La loi Hadopi, rebaptisée "Loi Création et Internet", prévoit de mettre en place une Haute Autorité chargée d'avertir d'abord et de sanctionner ensuite les internautes qui ne respecteraient pas les droits d'auteur sur Internet. Selon un sondage réalisé récemment par l'industrie, 74 % des Français seraient favorables à ce système de riposte graduée plutôt qu'à la loi actuelle. Numerama liste 10 raisons non exhaustives pour lesquelles il est impératif de rejeter la loi Hadopi. Piratez-les sur votre blog, sur les forums et dans vos mails !

1. Elle ne vise pas les pirates !

La loi ne sanctionne pas le fait de télécharger ou de mettre à disposition sans autorisation des oeuvres protégées par le droit d'auteur. Elle crée en fait un nouveau délit, le "fait, pour la personne titulaire d'un accès à des services de communication au public en ligne (un accès à Internet, ndlr), de ne pas veiller, de manière répétée, à ce que cet accès ne fasse pas l'objet d'une utilisation à des fins de reproduction, de représentation, de mise à disposition ou de communication au public d'oeuvres ou d'objets protégés par un droit d'auteur ou par un droit voisin sans l'autorisation des titulaires de droits lorsqu'elle est requise". Or pour vérifier que l'abonné n'a pas "veillé" à ce que son accès ne soit pas utilisé pour pirater, la Haute Autorité ne pourra s'en remettre qu'à une seule présomption : le fait que l'accès a été en fait utilisé pour pirater. Peu importe que ça soit par l'abonné lui-même ou par ses enfants, son ex-compagne ou un voisin de passage. La loi crée donc une responsabilité du fait d'autrui qui serait une première dans le système juridique français. L'article 1384 du code civil prévoit bien la responsabilité du fait d'autrui, mais uniquement dans des cas où le tiers coupable est jugé incapable (les mineurs par exemple), ou est placé dans une situation de subordination par rapport à son responsable.
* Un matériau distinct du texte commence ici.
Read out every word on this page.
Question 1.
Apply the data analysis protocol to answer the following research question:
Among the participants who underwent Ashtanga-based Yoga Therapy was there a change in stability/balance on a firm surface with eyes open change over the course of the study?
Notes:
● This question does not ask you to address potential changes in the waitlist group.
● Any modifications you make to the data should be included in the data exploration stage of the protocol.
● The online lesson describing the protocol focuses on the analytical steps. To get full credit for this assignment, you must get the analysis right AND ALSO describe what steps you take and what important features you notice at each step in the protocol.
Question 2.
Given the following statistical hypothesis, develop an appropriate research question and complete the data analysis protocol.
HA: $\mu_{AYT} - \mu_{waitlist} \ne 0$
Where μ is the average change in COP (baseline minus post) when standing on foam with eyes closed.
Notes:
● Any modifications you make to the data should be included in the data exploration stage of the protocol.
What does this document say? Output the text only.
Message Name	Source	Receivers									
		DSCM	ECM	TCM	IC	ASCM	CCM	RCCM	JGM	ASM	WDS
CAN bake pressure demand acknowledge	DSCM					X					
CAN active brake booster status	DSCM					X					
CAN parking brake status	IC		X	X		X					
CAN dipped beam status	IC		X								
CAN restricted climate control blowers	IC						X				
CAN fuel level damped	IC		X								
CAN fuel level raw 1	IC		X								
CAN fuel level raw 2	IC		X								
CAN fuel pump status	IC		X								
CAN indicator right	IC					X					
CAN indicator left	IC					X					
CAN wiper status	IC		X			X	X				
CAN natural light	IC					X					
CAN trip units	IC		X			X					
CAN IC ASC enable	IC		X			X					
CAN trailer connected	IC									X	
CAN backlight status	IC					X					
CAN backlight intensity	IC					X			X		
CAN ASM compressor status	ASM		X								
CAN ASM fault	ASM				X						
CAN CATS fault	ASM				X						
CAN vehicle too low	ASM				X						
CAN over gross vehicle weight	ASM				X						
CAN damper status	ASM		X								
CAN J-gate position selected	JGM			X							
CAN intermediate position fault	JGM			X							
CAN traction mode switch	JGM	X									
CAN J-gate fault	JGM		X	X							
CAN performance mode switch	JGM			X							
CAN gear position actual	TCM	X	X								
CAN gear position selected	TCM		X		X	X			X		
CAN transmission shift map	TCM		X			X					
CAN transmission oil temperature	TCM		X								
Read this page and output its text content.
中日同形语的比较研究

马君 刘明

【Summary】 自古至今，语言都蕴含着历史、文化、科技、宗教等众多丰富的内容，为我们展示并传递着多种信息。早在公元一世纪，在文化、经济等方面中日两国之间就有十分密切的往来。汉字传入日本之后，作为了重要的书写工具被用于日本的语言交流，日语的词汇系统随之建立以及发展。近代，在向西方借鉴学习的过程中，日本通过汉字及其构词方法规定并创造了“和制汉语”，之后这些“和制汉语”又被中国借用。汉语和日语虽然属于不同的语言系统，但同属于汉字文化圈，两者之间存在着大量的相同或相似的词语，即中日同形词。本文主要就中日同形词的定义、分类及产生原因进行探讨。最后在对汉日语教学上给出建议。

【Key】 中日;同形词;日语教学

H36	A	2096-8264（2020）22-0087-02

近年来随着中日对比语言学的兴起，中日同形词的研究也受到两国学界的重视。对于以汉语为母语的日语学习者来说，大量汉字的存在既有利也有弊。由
2. Elle crée une présomption irréfragable de culpabilité

La loi impose aux abonnés à Internet de protéger leur accès à Internet, par exemple en utilisant les moyens de filtrage proposés par leurs FAI, et dont la liste sera communiquée par la Haute Autorité. Mais comment un abonné qui a mis ces moyens de filtrage en place pourra-t-il prouver sa bonne foi s'il est accusé du contraire ? Comment prouver qu'à une heure donnée, un jour donné, le mécanisme de filtrage était bien activé sur l'ordinateur de l'accusé ? Ca n'est plus la présomption d'innocence qui préside, mais une présomption de culpabilité qui ne pourra en aucun cas être renversée. La loi Hadopi bafoue les droits de la défense en feignant d'ignorer que ces droits, dans les faits, ne pourront jamais être exercés.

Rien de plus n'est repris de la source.